How to treat a B.C. case of measles

A B.N.C.-based pediatrician has treated a child with a case of the measles, but he says the child is doing well.

The case was reported on Monday in a northern B.S. community, where most of the population is from B.E.S., an ethnic minority in B.T. and northern Ontario.

It’s not clear what sparked the outbreak, but a local health official said the boy has recently recovered from a rash and had recovered from cold sores.

The child’s parents were told they could bring him home, said Dr. Scott Smith, the medical director of B.M.

S Hospital in Vancouver, which is treating the case.

Smith said the case was isolated to the hospital, which had received an anonymous call from a resident who reported that a child in their community was suffering from a case.

B.C.’s health minister said Monday that the province is taking measures to address the spread of the disease.

He said B.B.’s community will be fully notified when the outbreak is under control.

“Our top priority is to contain the outbreak,” Health Minister Sarah Hoffman said.

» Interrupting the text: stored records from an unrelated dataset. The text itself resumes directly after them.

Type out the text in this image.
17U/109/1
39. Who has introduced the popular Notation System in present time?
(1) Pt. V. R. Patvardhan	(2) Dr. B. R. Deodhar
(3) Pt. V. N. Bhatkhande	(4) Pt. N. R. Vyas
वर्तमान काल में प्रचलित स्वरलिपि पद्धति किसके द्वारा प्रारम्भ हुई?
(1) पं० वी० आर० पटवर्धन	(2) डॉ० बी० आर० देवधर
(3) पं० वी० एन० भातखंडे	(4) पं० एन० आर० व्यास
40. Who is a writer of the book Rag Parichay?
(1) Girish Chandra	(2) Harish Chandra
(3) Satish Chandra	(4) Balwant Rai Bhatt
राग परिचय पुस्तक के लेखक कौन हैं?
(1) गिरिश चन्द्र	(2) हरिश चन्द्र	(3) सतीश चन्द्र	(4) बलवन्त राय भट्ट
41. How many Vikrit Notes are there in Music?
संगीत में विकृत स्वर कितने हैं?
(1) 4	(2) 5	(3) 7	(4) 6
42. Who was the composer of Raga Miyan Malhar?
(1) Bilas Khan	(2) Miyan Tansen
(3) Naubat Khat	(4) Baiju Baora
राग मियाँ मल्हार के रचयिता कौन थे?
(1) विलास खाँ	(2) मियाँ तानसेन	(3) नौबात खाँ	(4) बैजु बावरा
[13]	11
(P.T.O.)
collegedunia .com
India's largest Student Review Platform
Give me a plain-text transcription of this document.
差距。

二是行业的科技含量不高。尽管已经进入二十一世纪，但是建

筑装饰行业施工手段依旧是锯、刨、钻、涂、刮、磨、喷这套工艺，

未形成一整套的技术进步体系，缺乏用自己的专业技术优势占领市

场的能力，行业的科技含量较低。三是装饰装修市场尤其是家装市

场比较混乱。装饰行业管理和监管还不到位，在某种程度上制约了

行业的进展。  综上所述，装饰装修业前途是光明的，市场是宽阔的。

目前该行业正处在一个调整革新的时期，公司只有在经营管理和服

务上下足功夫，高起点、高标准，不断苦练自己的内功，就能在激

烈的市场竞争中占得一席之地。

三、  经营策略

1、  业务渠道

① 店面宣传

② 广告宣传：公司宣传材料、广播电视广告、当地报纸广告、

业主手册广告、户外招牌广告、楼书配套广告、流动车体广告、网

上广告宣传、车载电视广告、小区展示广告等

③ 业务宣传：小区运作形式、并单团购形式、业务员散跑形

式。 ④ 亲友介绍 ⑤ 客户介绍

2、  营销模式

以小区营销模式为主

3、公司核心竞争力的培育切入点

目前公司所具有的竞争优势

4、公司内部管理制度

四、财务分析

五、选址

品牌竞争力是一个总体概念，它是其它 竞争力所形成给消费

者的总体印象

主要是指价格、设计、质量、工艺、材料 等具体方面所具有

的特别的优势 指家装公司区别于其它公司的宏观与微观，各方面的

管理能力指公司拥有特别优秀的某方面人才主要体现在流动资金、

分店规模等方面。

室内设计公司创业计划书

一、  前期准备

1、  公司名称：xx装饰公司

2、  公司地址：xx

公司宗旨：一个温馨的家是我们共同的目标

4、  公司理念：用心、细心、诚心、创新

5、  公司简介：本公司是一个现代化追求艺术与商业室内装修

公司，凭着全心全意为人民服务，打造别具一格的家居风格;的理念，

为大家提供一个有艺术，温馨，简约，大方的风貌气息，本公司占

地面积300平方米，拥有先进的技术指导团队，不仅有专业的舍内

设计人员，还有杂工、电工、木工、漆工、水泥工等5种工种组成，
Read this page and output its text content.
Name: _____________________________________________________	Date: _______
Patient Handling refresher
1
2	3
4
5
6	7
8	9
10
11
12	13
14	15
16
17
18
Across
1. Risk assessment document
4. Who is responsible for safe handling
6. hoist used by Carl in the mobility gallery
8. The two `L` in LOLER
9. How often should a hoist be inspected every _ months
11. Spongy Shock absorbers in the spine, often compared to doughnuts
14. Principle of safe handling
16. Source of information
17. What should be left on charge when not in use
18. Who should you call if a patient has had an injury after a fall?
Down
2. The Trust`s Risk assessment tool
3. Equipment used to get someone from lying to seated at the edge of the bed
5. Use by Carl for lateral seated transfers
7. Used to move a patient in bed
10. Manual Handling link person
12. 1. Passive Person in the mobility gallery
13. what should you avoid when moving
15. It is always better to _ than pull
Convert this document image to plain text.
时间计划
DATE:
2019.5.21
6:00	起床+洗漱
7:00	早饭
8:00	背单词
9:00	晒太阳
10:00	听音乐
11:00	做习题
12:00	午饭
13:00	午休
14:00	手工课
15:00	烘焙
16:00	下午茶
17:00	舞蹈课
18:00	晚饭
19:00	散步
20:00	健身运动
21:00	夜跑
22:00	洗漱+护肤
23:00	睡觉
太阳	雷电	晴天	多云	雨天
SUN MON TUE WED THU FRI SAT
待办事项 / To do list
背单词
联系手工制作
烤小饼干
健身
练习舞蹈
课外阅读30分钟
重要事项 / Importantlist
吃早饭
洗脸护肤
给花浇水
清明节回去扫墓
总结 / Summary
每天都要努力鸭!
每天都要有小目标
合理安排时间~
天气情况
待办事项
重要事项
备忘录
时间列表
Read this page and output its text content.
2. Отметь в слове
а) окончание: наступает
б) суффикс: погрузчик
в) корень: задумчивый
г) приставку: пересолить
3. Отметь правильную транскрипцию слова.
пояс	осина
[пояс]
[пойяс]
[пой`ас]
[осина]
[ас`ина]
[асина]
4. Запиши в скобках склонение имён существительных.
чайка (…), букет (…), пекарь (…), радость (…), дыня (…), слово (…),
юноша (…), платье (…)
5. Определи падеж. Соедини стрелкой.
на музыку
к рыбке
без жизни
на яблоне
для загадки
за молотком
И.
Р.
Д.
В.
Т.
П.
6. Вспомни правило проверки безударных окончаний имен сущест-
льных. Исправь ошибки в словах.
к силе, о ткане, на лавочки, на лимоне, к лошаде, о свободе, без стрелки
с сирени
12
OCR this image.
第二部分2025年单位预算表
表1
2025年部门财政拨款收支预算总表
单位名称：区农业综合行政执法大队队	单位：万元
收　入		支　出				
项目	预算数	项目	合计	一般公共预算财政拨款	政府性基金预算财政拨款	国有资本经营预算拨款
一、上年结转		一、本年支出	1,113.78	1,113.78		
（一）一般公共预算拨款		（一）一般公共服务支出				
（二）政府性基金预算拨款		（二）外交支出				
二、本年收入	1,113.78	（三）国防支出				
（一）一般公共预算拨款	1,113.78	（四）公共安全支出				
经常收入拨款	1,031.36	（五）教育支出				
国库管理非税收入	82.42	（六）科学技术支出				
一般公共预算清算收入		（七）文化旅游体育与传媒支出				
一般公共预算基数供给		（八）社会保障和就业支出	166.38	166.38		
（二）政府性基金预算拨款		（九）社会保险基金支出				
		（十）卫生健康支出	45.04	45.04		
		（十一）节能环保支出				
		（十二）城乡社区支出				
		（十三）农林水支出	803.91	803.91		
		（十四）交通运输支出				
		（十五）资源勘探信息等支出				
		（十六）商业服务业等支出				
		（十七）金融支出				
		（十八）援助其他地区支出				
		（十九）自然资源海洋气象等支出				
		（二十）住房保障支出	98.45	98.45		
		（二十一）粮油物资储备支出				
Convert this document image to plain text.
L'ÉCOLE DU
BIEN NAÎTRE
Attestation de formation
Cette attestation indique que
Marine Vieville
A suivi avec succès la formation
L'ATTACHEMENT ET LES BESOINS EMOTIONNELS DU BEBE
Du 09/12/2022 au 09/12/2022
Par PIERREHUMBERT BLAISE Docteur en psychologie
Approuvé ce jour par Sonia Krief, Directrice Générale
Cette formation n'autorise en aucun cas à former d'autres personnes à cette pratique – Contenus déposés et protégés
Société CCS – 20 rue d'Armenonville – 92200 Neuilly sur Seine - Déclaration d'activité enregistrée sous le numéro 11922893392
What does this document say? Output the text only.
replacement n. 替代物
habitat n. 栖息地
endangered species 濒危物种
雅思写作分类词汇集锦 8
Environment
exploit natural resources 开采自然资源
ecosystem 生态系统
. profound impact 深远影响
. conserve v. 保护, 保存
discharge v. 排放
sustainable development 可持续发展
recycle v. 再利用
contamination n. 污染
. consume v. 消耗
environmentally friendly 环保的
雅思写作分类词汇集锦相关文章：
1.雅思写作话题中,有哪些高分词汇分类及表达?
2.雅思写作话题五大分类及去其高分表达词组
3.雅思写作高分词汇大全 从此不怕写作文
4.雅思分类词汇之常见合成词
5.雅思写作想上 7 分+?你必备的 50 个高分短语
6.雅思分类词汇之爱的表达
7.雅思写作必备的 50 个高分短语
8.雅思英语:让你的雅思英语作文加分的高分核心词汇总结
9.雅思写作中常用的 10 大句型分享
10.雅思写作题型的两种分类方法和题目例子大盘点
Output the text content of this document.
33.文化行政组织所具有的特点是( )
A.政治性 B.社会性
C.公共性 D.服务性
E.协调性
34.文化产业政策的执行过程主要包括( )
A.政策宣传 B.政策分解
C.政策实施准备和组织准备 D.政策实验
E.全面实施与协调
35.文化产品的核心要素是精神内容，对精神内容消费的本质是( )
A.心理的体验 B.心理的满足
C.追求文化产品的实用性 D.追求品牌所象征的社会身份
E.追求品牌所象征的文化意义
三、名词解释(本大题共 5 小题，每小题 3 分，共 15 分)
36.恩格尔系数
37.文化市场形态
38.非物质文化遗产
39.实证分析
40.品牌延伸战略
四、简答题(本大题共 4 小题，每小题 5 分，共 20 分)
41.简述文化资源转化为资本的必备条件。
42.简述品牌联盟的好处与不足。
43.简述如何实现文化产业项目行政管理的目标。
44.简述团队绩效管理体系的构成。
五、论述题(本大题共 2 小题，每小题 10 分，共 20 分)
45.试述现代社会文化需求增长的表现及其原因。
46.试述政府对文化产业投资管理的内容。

“It’s a public health issue and the provincial government is working to ensure that all of our communities have access to high quality, safe, reliable and affordable health care services.”

A B.F. child with measles and cold sore symptoms was treated by a BMO-led clinic at a Betsonia hospital in Richmond on Monday.

A Betsonian family was also at a hospital in Vancouver.

Betsonia is about 45 kilometres (28 miles) south of Richmond.

It is the northernmost community in Betsononia, about 70 kilometres (45 miles) east of Victoria.

In February, an infant was diagnosed with measles after a Bettesonia mother returned home from Canada and brought him to a hospital.

He later died.

The boy is in stable condition, according to Smith, who noted that he is not infectious.

He said the parents are working to determine what may have caused the boy to develop the rash and sore throat.

One of the Betsons, the child’s father, said he and his wife were at home on Sunday when they saw a man and woman walking up and down the street.

“We got out and called the police.

The police were really helpful,” he said.

While the man was gone, the woman drove around the neighborhood and spotted the man.

She followed him until he arrived home and asked him to go back to his house.

“I took him to the house and then he told me to call the police and they said they would take him to hospital and bring him back to the police station,” he recalled.

‘They told me he was infected’The woman called 911 and then called the B.R.A., Betsona’s police department, and asked them to contact the Bettesons.

“They told us that he was infectious, and we were told that they would come and collect him,” he explained.

As soon as the ambulance arrived, the police called a local hospital.

A Betteson woman arrived at the hospital and said she was there for two hours and that her husband and child were in the hospital.

“When we got there, we went to the ambulance and the ambulance went to hospital,” she said.

“There were no symptoms on the patient.

When the ambulance was there, they asked us to bring him to an ambulance.”

The Betsone woman took the boy home and the Belsons immediately called police, Smith said.

Smith said he is hopeful that a hospital worker at the Bedsons’ home will be able to bring the child to the BTS’s hospital.

The B.A. is still investigating the case, Smith added.

If the case does turn out to be a case with measles, Smith cautioned that there is no vaccine for the virus.